GeoGen: Geometry-Aware Generative Modeling via Signed Distance Functions
Salvatore Esposito, Qingshan Xu, Kacper Kania, Charlie Hewitt, Octave Mariotti, Lohit Petikam, Julien Valentin, Arno Onken, Oisin Mac Aodha
TL;DR
This paper addresses the challenge of generating high-quality 3D geometry from 2D images without extensive multi-view supervision by introducing GeoGen, an SDF-based generative model that replaces volume-density with a learned Signed Distance Function. GeoGen augments a triplane-based GAN architecture (inspired by EG3D) with an SDF network and a depth-consistency constraint, enforcing alignment between rendered depth and the SDF surface via a Laplace-based density transform. The approach yields more accurate surfaces and detailed meshes, validated against baselines on synthetic head datasets and ShapeNet Cars, and supported by quantitative 3D metrics and qualitative inversions. A synthetic 360-degree head dataset is presented to enable robust 3D evaluation, underscoring GeoGen's potential for realistic 3D content creation in animation, gaming, and VR.
Abstract
We introduce a new generative approach for synthesizing 3D geometry and images from single-view collections. Most existing approaches predict volumetric density to render multi-view consistent images. By employing volumetric rendering using neural radiance fields, they inherit a key limitation: the generated geometry is noisy and unconstrained, limiting the quality and utility of the output meshes. To address this issue, we propose GeoGen, a new SDF-based 3D generative model trained in an end-to-end manner.
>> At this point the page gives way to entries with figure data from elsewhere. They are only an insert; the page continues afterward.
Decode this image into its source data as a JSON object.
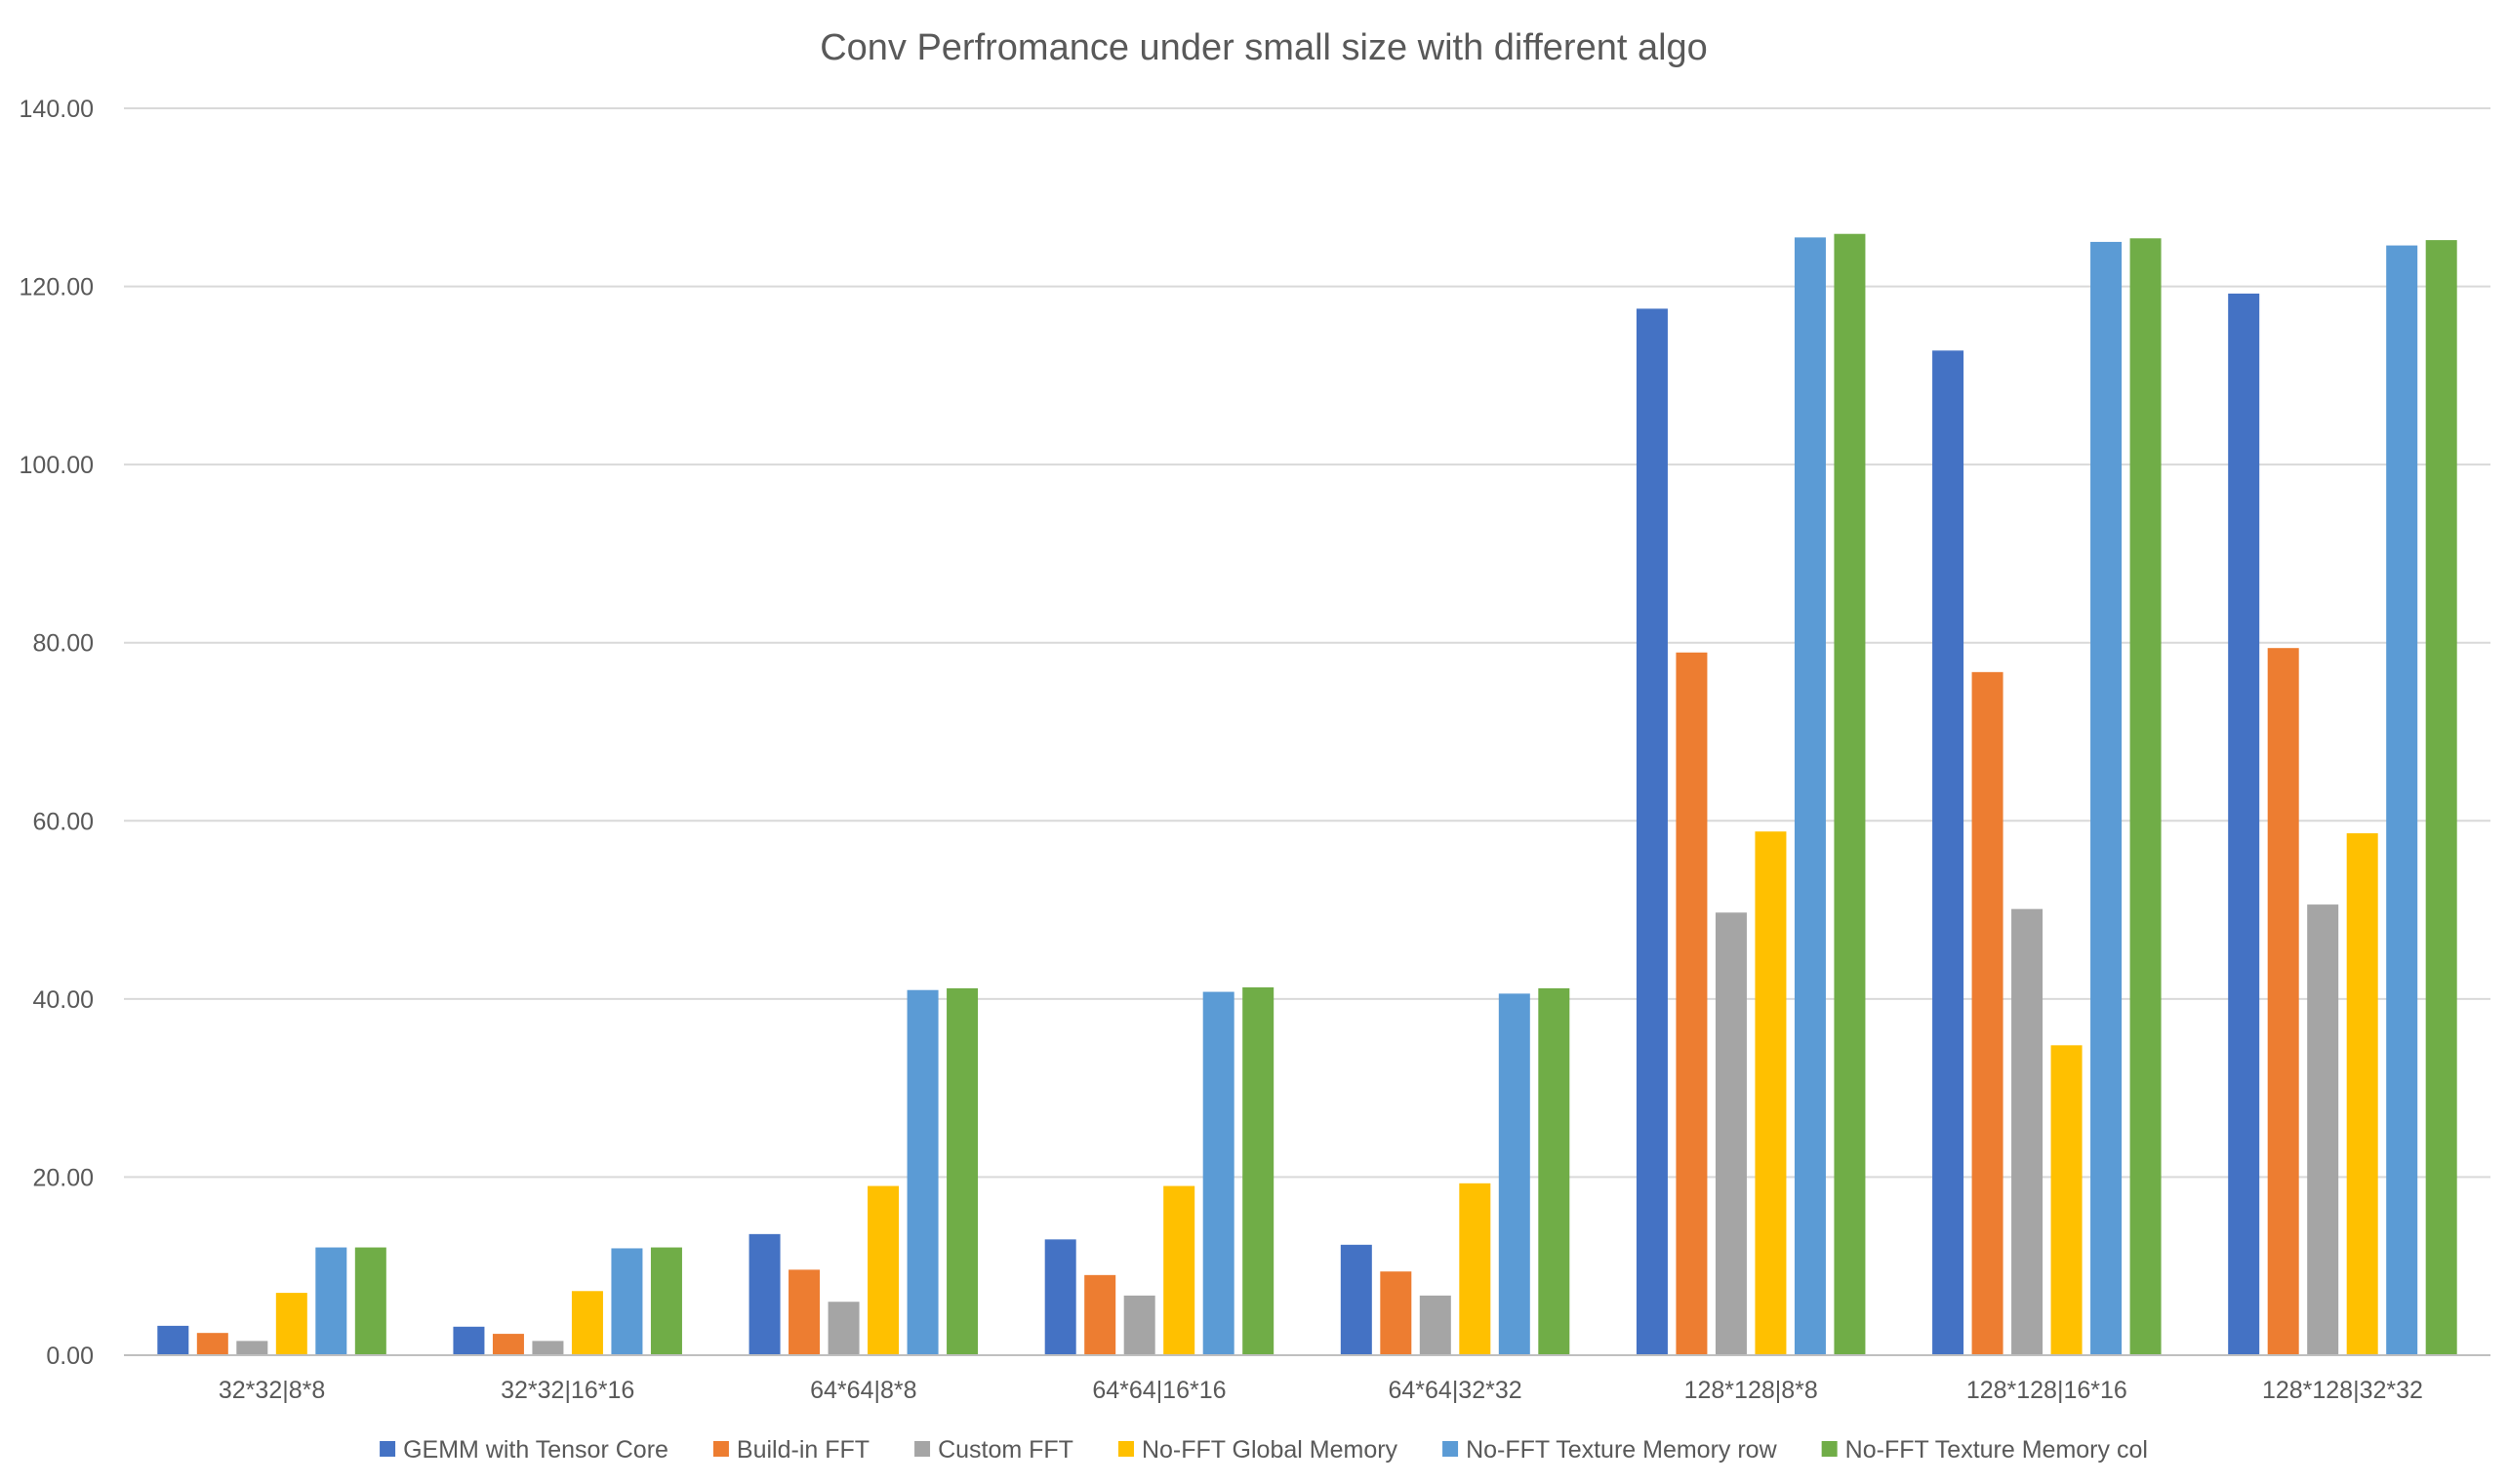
{
  "chart_data": {
    "type": "bar",
    "title": "Conv Perfromance under small size with different algo",
    "xlabel": "",
    "ylabel": "",
    "ylim": [
      0,
      140
    ],
    "yticks": [
      "0.00",
      "20.00",
      "40.00",
      "60.00",
      "80.00",
      "100.00",
      "120.00",
      "140.00"
    ],
    "grid": true,
    "legend_position": "bottom",
    "categories": [
      "32*32|8*8",
      "32*32|16*16",
      "64*64|8*8",
      "64*64|16*16",
      "64*64|32*32",
      "128*128|8*8",
      "128*128|16*16",
      "128*128|32*32"
    ],
    "series": [
      {
        "name": "GEMM with Tensor Core",
        "color": "#4472C4",
        "values": [
          3.3,
          3.2,
          13.6,
          13.0,
          12.4,
          117.5,
          112.8,
          119.2
        ]
      },
      {
        "name": "Build-in FFT",
        "color": "#ED7D31",
        "values": [
          2.5,
          2.4,
          9.6,
          9.0,
          9.4,
          78.9,
          76.7,
          79.4
        ]
      },
      {
        "name": "Custom FFT",
        "color": "#A5A5A5",
        "values": [
          1.6,
          1.6,
          6.0,
          6.7,
          6.7,
          49.7,
          50.1,
          50.6
        ]
      },
      {
        "name": "No-FFT Global Memory",
        "color": "#FFC000",
        "values": [
          7.0,
          7.2,
          19.0,
          19.0,
          19.3,
          58.8,
          34.8,
          58.6
        ]
      },
      {
        "name": "No-FFT Texture Memory row",
        "color": "#5B9BD5",
        "values": [
          12.1,
          12.0,
          41.0,
          40.8,
          40.6,
          125.5,
          125.0,
          124.6
        ]
      },
      {
        "name": "No-FFT Texture Memory col",
        "color": "#70AD47",
        "values": [
          12.1,
          12.1,
          41.2,
          41.3,
          41.2,
          125.9,
          125.4,
          125.2
        ]
      }
    ]
  }
}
Initially, we reinterpret the volumetric density as a Signed Distance Function (SDF). This allows us to introduce useful priors to generate valid meshes. However, those priors prevent the generative model from learning details, limiting the applicability of the method to real-world scenarios. To alleviate that problem, we make the transformation learnable and constrain the rendered depth map to be consistent with the zero-level set of the SDF. Through the lens of adversarial training, we encourage the network to produce higher fidelity details on the output meshes. For evaluation, we introduce a synthetic dataset of human avatars captured from 360-degree camera angles, to overcome the challenges presented by real-world datasets, which often lack 3D consistency and do not cover all camera angles. Our experiments on multiple datasets show that GeoGen produces visually and quantitatively better geometry than the previous generative models based on neural radiance fields.